M. Thomas Kerting. - Tout d'abord, des sociétés qui mesurent les polluants. Ainsi à Paris, la société Aria Technologies a lancé à l'été 2013 en version beta Aircity, un logiciel qui permet de représenter l'air de Paris en 3D avec les polluants qu'il contient. On peut très facilement imaginer qu'il devienne un filtre de lunettes connectées, ce qui permet de choisir sur le moment le meilleur chemin. L'expertise est également essentielle, pour aider l'accompagnement stratégique des grands groupes : la société la plus connue dans ce domaine est AirSur. De nombreuses solutions technologiques sont également en cours de développement. Le potentiel de la France est dans ce domaine exceptionnel. Enfin, en ce qui concerne la formation, la FIMEA vient de lancer une formation Qualité de l'air à destination des cadres territoriaux ; cette formation va être expérimentée dans le Val-de-Marne. Je pourrais donner encore bien d'autres exemples concrets.
M. Jean-François Husson, président. - Vous évoquez la richesse de la France en PME de pointe sur la qualité de l'air. Qu'est-ce qui manque pour passer de la PME au grand groupe ? Quelle est la taille du marché qui vous paraît s'ouvrir dans ce domaine ?
M. Thomas Kerting. - L'idée serait plutôt de passer de la petite taille à la taille moyenne, en multipliant les ETI dans la qualité de l'air. 80 % de l'écosystème d'innovations sur la qualité de l'air sont composés de sociétés de moins de 10 personnes : il faudrait accéder à une taille intermédiaire. Nous avons plusieurs raisons d'être confiants ; L'Etat et les pouvoirs publics peuvent accélérer le processus en soutenant les entreprises, notamment à l'export, comme le font les Etats-Unis ou l'Allemagne. Il faut également que les grilles de financement des projets intègrent la qualité de l'air, ce qui n'est pas encore suffisamment le cas.
Mme Leila Aïchi, rapporteure. -Comment expliquez-vous ce manque de prise en compte ?
M. Thomas Kerting. - Par le fait que les référentiels d'appréciation normés n'existent pas encore. L'Etat peut par ailleurs aider grâce à une nouvelle gouvernance : en effet l'ingénierie publique, en pointe sur la qualité de l'air, vient aujourd'hui sur des marchés privés pour se financer, faute de budget. L'Etat doit considérer que la qualité de l'air est une fonction régalienne et financer les opérateurs qui s'en occupent. Enfin, on peut créer une synergie avec d'autres filières innovantes, notamment les objets connectés.
M. Jean-François Husson, président. - Vous avez évoqué l'attente d'un soutien des pouvoirs publics. Seriez-vous d'accord avec moi pour dire que dans un premier temps l'accompagnement représenterait un coût, mais qu'en permettant de structurer une filière il deviendrait par cela même dans un second temps producteur de richesses et de recettes ?
M. Frédéric Gonand. - Vous avez raison.

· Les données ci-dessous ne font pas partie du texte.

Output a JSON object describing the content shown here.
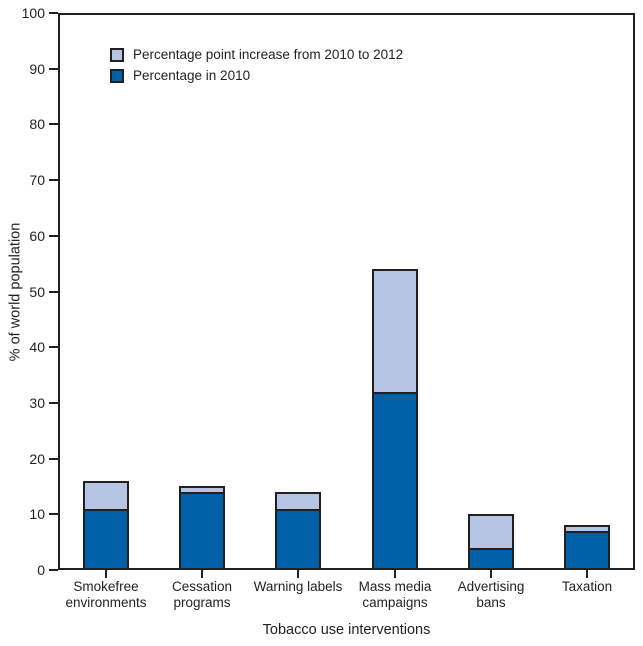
{
  "colors": {
    "background": "#FFFFFF",
    "axis": "#231F20",
    "text": "#231F20",
    "bar_2010": "#0061A9",
    "bar_increase": "#B7C5E4",
    "bar_outline": "#231F20"
  },
  "legend": {
    "items": [
      {
        "label": "Percentage point increase from 2010 to 2012",
        "color": "#B7C5E4"
      },
      {
        "label": "Percentage in 2010",
        "color": "#0061A9"
      }
    ]
  },
  "chart_data": {
    "type": "bar",
    "stacked": true,
    "title": "",
    "xlabel": "Tobacco use interventions",
    "ylabel": "% of world population",
    "ylim": [
      0,
      100
    ],
    "ytick_step": 10,
    "grid": false,
    "legend_position": "top-left-inside",
    "categories": [
      "Smokefree environments",
      "Cessation programs",
      "Warning labels",
      "Mass media campaigns",
      "Advertising bans",
      "Taxation"
    ],
    "series": [
      {
        "name": "Percentage in 2010",
        "color": "#0061A9",
        "values": [
          11,
          14,
          11,
          32,
          4,
          7
        ]
      },
      {
        "name": "Percentage point increase from 2010 to 2012",
        "color": "#B7C5E4",
        "values": [
          5,
          1,
          3,
          22,
          6,
          1
        ]
      }
    ],
    "stack_totals": [
      16,
      15,
      14,
      54,
      10,
      8
    ]
  }
}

La réponse est oui tant pour les pouvoirs publics que pour les agents privés. Quand les pouvoirs publics dépensent pour réduire la pollution de l'air, l'investissement est extrêmement rentable car les effets en termes de bien-être de la population sont massifs. En ce qui concerne les agents privés, je vous rappelle les 3 à 8% de productivité supplémentaires évoqués tout à l'heure : il y a pour eux une vraie logique à investir dans l'amélioration de la qualité de l'air. L'intérêt est ici vraiment général. Le modèle économique est favorable et stable aussi bien pour le public et le privé.

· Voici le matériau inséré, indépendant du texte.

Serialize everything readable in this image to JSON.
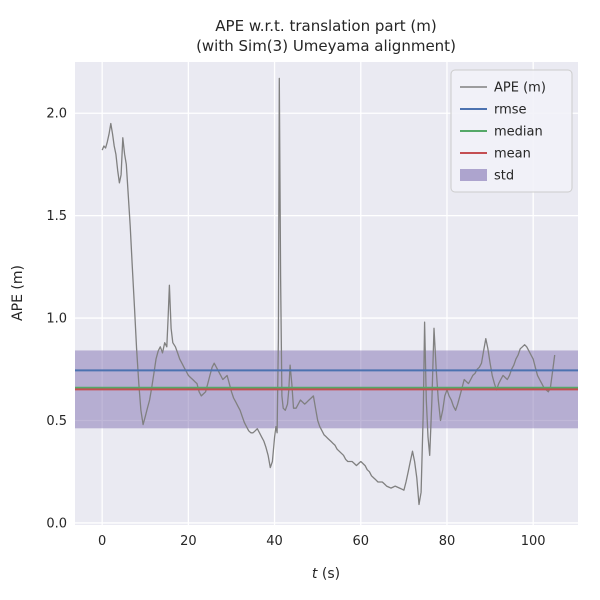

M. Thomas Kerting. - Le retour sur investissement peut être à la fois très rapide, peu coûteux à court terme, et très rentable sur le long terme. Aujourd'hui, avec un fonds dédié sur la qualité de l'air, avec très peu de moyens, on peut obtenir des succès majeurs. La qualité de l'air est en retard par rapport à celle de l'eau, alors que les potentialités sont énormes. La transition écologique passera par la qualité de l'air dont elle est un des moteurs.
Mme Leila Aïchi, rapporteure. - Vous avez souligné la qualité de l'expertise française concernant la qualité de l'air. Quels sont selon vous nos principaux concurrents ? Ya-t-il un risque de prendre du retard à l'international ?
M. Thomas Kerting. - La France a pris du retard car le financement n'a pas suivi l'innovation et est aujourd'hui talonnée par la Corée, l'Allemagne, les Etats-Unis, qui maîtrisent les offres urbaines globales. C'est maintenant qu'il faut investir.
M. Jean-François Husson, président. - Nous vous remercions.
La réunion est levée à 19 h 45.
Jeudi 21 mai 2015
- Présidence de M. Jean-François Husson, président -Audition de M. Antoine Henrion, président de la chambre d'agriculture de la Moselle et responsable du dossier « qualité de l'air » à l'assemblée permanente des chambres d'agriculture (Apca), de M. Michel Gagey, médecin national adjoint à la caisse centrale de la mutualité sociale agricole (CCMSA), de MM. Éric Thirouin, président et Thierry Coué, vice-président de la commission environnement de la fédération nationale des syndicats d'exploitants agricoles (FNSEA) et de MM. Jean-François Soussana, directeur scientifique chargé de l'environnement et Antoine Momot, chef de cabinet du président de l'institut national de la recherche agronomique (Inra)
Au cours d'une première réunion tenue le matin, La commission poursuit ses auditions dans le cadre de la commission d'enquête sur le coût économique et financier de la pollution de l'air.
M. Jean-François Husson, président. - Mes chers collègues, nous reprenons aujourd'hui les auditions de notre commission d'enquête sur l'impact économique et financier de la pollution de l'air.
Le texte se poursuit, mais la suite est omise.